India is considering taking up the Russian offer to buy its crude oil and other commodities at discounted prices with payment via a rupee-rouble transaction, two Indian officials said, amid tough Western sanctions on Russia over its invasion of Ukraine. India, which imports 80% of its oil needs, usually buys about 2% to 3% of its supplies from Russia. But with oil prices up 40% so far this year, the government is looking at increasing this if it can help reduce its rising energy bill.
“Russia is offering oil and other commodities at a heavy discount. We will be happy to take that. We have some issues like tanker, insurance cover and oil blends to be resolved. Once we have that we will take the discount offer,” one of the Indian government officials said.
Some international traders have been avoiding Russian oil to avoid becoming entangled in sanctions, but the Indian official said sanctions did not prevent India importing the fuel.
Work was ongoing to set up a rupee-rouble trade mechanism to be used to pay for oil and other goods, the official said. The officials, who both declined to be identified, did not say how much oil was on offer or what the discount was.
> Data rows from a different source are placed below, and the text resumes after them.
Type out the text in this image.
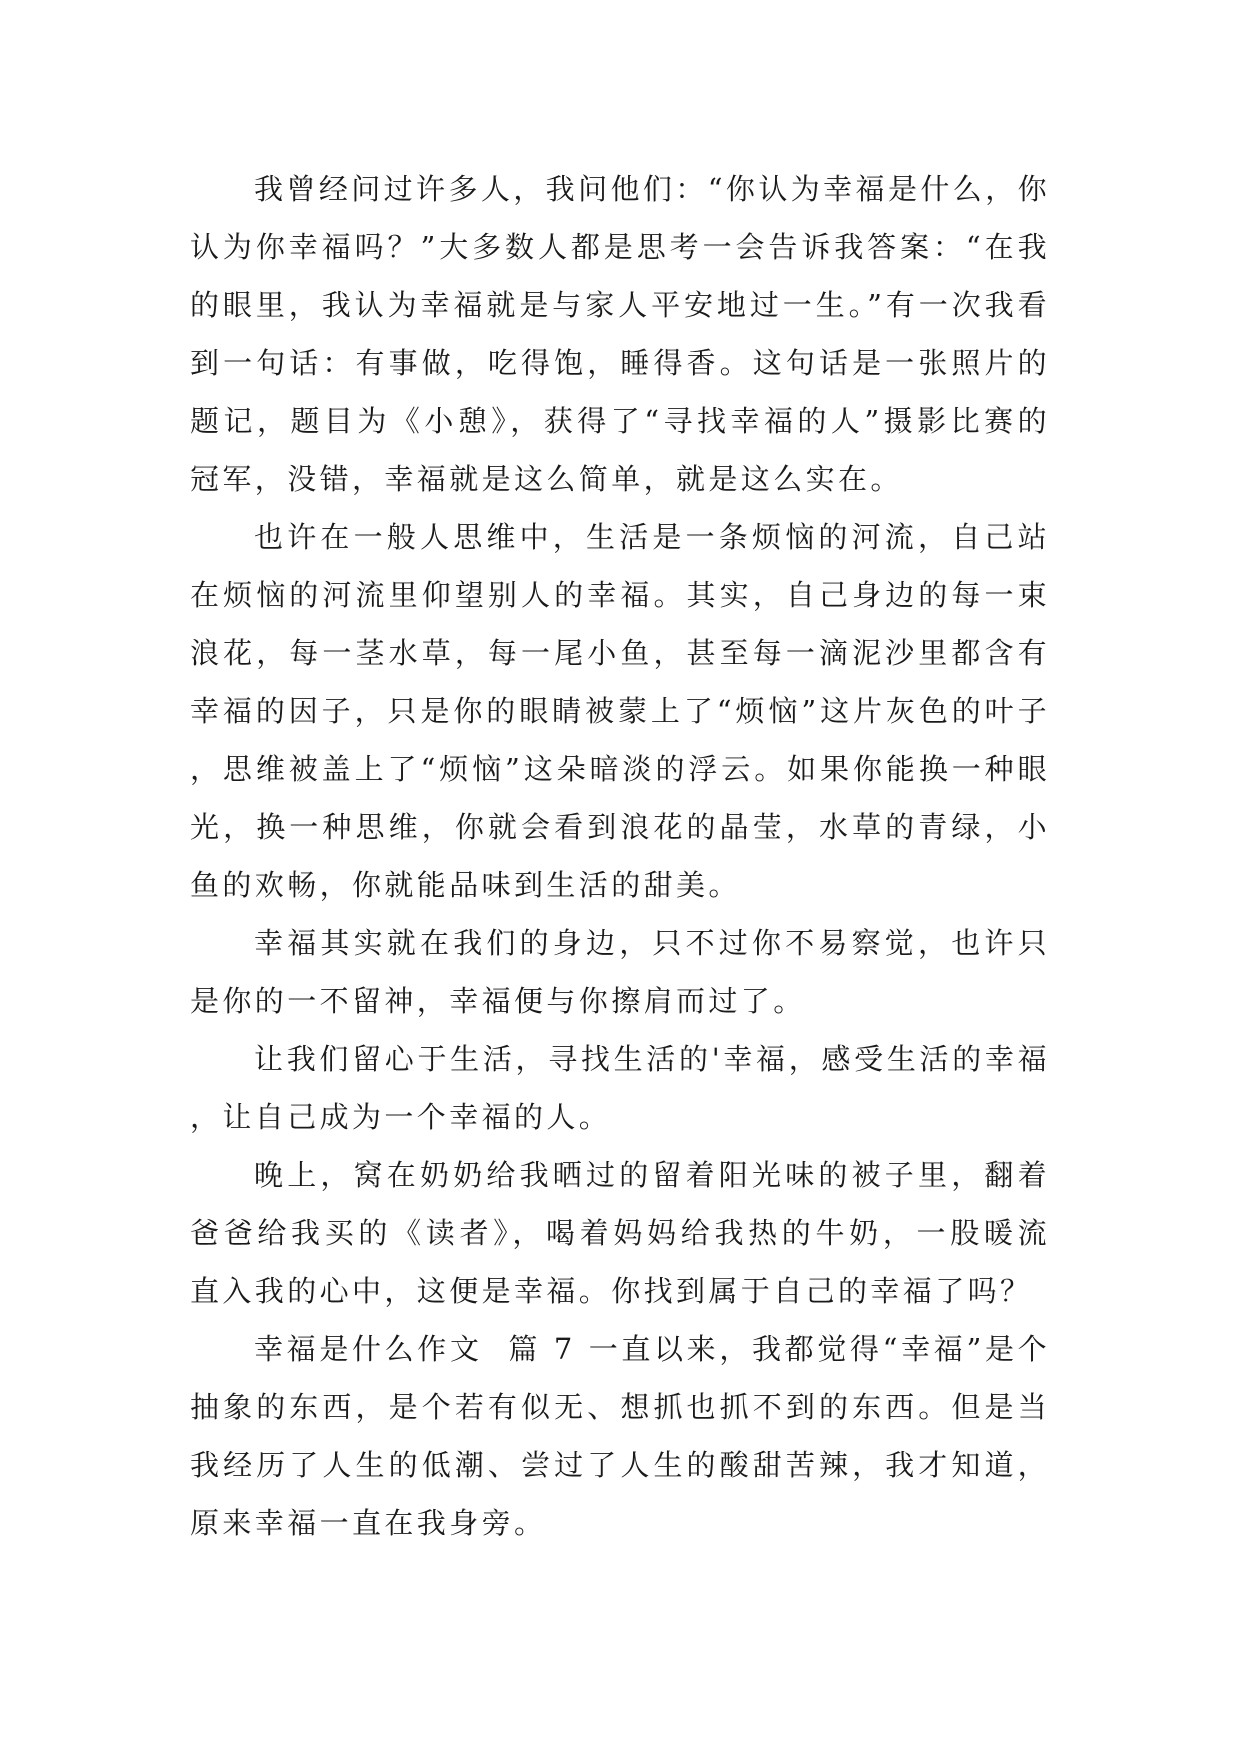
我曾经问过许多人，我问他们：“你认为幸福是什么，你认为你幸福吗？”大多数人都是思考一会告诉我答案：“在我的眼里，我认为幸福就是与家人平安地过一生。”有一次我看到一句话：有事做，吃得饱，睡得香。这句话是一张照片的题记，题目为《小憩》，获得了“寻找幸福的人”摄影比赛的冠军，没错，幸福就是这么简单，就是这么实在。

也许在一般人思维中，生活是一条烦恼的河流，自己站在烦恼的河流里仰望别人的幸福。其实，自己身边的每一束浪花，每一茎水草，每一尾小鱼，甚至每一滴泥沙里都含有幸福的因子，只是你的眼睛被蒙上了“烦恼”这片灰色的叶子，思维被盖上了“烦恼”这朵暗淡的浮云。如果你能换一种眼光，换一种思维，你就会看到浪花的晶莹，水草的青绿，小鱼的欢畅，你就能品味到生活的甜美。

幸福其实就在我们的身边，只不过你不易察觉，也许只是你的一不留神，幸福便与你擦肩而过了。

让我们留心于生活，寻找生活的'幸福，感受生活的幸福，让自己成为一个幸福的人。

晚上，窝在奶奶给我晒过的留着阳光味的被子里，翻着爸爸给我买的《读者》，喝着妈妈给我热的牛奶，一股暖流直入我的心中，这便是幸福。你找到属于自己的幸福了吗？

幸福是什么作文  篇 7 一直以来，我都觉得“幸福”是个抽象的东西，是个若有似无、想抓也抓不到的东西。但是当我经历了人生的低潮、尝过了人生的酸甜苦辣，我才知道，原来幸福一直在我身旁。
The finance ministry did not immediately reply to an email that sought comments.
Russia has urged what it describes as friendly nations to maintain trade and investment ties. India has longstanding defence ties with Russia and abstained from a vote at the United Nations condemning the invasion, although New Delhi has called for an end to the violence.
Despite accounting for less than 2% of global trade, Russia and Ukraine dominate many commodities: the region supplies 37% of global palladium, 17% of natural gas, 13% of wheat, 12% of oil and 9% of nickel.
As the European Union (EU) and the US impose punishing sanctions on Russian business and commerce, its desperate oil corporations are promising India substantial discounts in exchange for the government speedily approving a payment system to circumvent the Swift embargo.
Russia has asked India to increase its investments in the sanctioned country’s oil and gas sector, as well as to develop Russian companies’ sales networks in Asia’s third-largest economy.
Russian oil producers are offering a 25-27% discount on dated Brent crude prices, say sources in the government.
Rosneft, a state-owned oil company, is already one of India’s largest crude suppliers. Significantly, Rosneft and Indian Oil Corporation signed a contract for the supply of up to 2 million tonnes of oil to India through the port of Novorossiysk by the end of 2022 during Russian President Vladimir Putin’s visit to India in December last year. So that was just two months before Putin’s forces invaded Ukraine.
Not that easy for India
India has been attempting to diversify its oil import sources away from the Middle East by turning to Russia and the US.
India is debating whether or not to accept Russia’s offer of discounted crude oil, but there are many variables to consider.
While cheap oil is a boon to India’s economy at a time when global crude prices are at their highest since 2008, Western sanctions against Russia are likely to make it difficult to accept Moscow’s offer.
On Wednesday, Finance Minister Nirmala Sitharaman said “a whole lot of factors” will decide on the import of Russian oil to India. The finance minister said Russia reached out to India to offer surplus oil at a discounted rate over the last two to three days.
“There was an open offer over the last two-three days that Russia was giving it (crude oil) at some sort of discounted price, but we don’t know how it can be of effect because a whole lot of factors will have to be weighed in, we will have to get it from some port to ship it to India, and whether it is workable,” Sitharaman said.
Russia is currently the world’s second-largest crude oil producer, trailing only the US and Saudi Arabia, but this ranking can change at any time.
And if it starts giving India cheaper petroleum, it will undoubtedly benefit the Indian economy.
Discounted oil will clearly be a blessing for India’s economy at a time when global crude prices have risen to their highest levels since 2008.
The problem, though, is that the West’s strong sanctions against Russia are likely to make it impossible for India to accept Moscow’s proposition.